Nvidia has finally debuted its RTX 4000 series of graphics cards, starting with the RTX 4090 and RTX 4080, and as expected, they're hot, heavy, and very expensive. Even more expensive than the RTX 3000 series if you can believe it, and though the performance gains are impressive, they're very focused on ray tracing and even then, only when leveraging the new DLSS 3 algorithm.
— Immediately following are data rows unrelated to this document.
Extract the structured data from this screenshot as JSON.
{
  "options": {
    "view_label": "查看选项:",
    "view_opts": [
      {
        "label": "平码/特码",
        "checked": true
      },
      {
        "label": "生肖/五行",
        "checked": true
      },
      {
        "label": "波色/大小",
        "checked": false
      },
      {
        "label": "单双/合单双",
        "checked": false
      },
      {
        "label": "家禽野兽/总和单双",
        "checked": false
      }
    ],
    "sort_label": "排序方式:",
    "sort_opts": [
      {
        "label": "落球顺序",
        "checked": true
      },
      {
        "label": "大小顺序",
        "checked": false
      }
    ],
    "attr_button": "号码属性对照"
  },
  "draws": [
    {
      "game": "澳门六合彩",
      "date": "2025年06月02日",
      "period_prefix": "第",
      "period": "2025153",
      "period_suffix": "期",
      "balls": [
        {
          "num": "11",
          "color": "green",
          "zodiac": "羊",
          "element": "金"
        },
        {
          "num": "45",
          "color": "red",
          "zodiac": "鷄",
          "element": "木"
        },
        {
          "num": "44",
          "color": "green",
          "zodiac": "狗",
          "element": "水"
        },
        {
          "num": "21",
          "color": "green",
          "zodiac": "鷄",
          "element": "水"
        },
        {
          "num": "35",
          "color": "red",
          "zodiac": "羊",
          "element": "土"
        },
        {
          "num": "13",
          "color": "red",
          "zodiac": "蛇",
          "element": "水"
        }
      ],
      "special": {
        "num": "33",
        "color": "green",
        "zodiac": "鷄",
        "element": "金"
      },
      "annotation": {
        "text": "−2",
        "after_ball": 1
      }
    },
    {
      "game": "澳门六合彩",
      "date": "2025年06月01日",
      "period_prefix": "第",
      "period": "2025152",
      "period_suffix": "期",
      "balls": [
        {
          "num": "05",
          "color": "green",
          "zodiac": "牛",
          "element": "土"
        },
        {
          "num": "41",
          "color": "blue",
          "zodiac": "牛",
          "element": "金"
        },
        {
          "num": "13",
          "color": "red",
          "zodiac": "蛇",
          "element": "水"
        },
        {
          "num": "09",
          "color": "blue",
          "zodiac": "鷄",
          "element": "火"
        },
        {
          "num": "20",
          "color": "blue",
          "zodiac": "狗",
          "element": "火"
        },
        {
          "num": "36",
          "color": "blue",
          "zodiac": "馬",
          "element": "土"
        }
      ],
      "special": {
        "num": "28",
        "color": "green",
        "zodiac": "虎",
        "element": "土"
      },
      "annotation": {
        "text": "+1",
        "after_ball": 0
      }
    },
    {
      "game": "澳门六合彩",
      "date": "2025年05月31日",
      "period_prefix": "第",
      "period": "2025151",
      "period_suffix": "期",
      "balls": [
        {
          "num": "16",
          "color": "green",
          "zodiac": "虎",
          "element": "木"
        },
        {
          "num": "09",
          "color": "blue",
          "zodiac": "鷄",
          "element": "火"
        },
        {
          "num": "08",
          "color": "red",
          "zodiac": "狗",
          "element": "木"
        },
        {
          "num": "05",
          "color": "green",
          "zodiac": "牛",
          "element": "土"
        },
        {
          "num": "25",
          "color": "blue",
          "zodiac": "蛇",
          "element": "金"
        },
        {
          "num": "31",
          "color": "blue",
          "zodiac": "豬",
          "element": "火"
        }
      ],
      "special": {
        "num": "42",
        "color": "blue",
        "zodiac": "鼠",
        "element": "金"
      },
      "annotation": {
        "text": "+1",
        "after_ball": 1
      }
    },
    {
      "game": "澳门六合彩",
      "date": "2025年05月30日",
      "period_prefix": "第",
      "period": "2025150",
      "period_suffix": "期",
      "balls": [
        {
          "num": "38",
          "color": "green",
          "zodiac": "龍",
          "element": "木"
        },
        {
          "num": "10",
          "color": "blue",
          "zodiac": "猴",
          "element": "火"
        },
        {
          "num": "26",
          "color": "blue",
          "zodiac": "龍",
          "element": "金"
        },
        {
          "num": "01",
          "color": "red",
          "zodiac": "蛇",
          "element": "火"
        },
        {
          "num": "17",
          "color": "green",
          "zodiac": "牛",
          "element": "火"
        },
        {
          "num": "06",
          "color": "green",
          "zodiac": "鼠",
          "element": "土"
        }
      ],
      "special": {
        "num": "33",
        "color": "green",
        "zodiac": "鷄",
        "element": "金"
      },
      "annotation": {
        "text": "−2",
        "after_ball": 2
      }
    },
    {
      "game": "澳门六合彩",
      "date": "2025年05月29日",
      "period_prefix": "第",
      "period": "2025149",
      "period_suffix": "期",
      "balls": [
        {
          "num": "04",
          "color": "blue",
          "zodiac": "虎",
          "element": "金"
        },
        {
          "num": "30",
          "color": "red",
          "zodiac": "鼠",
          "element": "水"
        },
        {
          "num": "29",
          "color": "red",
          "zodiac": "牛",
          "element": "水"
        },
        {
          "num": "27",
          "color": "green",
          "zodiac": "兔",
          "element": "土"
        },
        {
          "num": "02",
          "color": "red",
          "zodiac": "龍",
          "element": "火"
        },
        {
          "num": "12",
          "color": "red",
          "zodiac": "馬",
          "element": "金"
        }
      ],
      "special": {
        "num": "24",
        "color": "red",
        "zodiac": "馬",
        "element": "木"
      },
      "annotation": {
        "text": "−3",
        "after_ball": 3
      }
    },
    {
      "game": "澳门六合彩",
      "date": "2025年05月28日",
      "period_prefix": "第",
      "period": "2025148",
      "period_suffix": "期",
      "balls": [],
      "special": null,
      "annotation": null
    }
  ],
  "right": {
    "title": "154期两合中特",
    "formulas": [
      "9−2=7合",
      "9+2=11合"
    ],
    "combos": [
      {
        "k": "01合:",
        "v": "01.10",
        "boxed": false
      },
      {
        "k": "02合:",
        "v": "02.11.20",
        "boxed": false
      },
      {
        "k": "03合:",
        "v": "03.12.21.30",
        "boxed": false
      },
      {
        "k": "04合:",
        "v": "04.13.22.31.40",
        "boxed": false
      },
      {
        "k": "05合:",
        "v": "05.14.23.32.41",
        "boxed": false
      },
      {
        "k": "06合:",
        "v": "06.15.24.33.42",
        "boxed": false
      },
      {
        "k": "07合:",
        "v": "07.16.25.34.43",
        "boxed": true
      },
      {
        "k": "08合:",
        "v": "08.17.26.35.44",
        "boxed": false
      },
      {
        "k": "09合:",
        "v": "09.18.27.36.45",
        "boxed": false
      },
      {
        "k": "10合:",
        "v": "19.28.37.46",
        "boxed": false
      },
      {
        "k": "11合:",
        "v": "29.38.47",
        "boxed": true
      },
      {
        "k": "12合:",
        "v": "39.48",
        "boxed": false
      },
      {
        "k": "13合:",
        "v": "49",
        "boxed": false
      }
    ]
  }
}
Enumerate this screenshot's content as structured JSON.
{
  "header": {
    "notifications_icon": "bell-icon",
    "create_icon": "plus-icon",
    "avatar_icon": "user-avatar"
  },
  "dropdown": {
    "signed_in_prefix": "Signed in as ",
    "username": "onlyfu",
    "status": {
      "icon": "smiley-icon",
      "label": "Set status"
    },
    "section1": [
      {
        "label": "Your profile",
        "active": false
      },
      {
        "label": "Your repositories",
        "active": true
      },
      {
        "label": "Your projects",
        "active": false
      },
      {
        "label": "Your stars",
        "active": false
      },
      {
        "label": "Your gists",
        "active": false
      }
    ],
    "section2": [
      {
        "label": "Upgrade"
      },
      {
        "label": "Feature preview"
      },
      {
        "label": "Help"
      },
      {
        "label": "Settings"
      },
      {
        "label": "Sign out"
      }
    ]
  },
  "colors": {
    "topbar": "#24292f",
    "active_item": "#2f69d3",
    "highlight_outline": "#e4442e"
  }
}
The flagship is the RTX 4090 and it's built on a 4nm process using the new Ada Lovelace architecture. It will have over 16,000 CUDA cores, a more than 50% uptick over the RTX 3090 Ti, and clock speeds that can reach over 2.5GHz -- an 800MHz increase in turn. That should give it unprecedented performance, with Nvidia claiming that it'll be capable of hitting two times the performance of the RTX 3090 Ti, and up to four times when it comes to ray tracing. That is, however, only when it's using DLSS 3, which uses a new scheduling algorithm to improve performance by dramatic amounts.
The only problem is, the card will have a TDP of 450W, which is a lot of power and a lot of heat. It will also cost $1,600 at launch. That's $100 more than the RTX 3090 did, and with the RTX 4080 prices rising in turn, and the lower specced version of that card being effectively an RTX 4070 in all but name, it's clear what's going on here.
Nvidia is sitting on a lot of RTX 3000 series stock due to the cryptocurrency crash and Ethereum mergers, so it's going to keep selling those cards for the near future at least. That means we won't see more modest RTX 4000 cards for some time and prices aren't going to come down either.
That is unless AMD's RDNA3 can compete favorably at a more affordable price.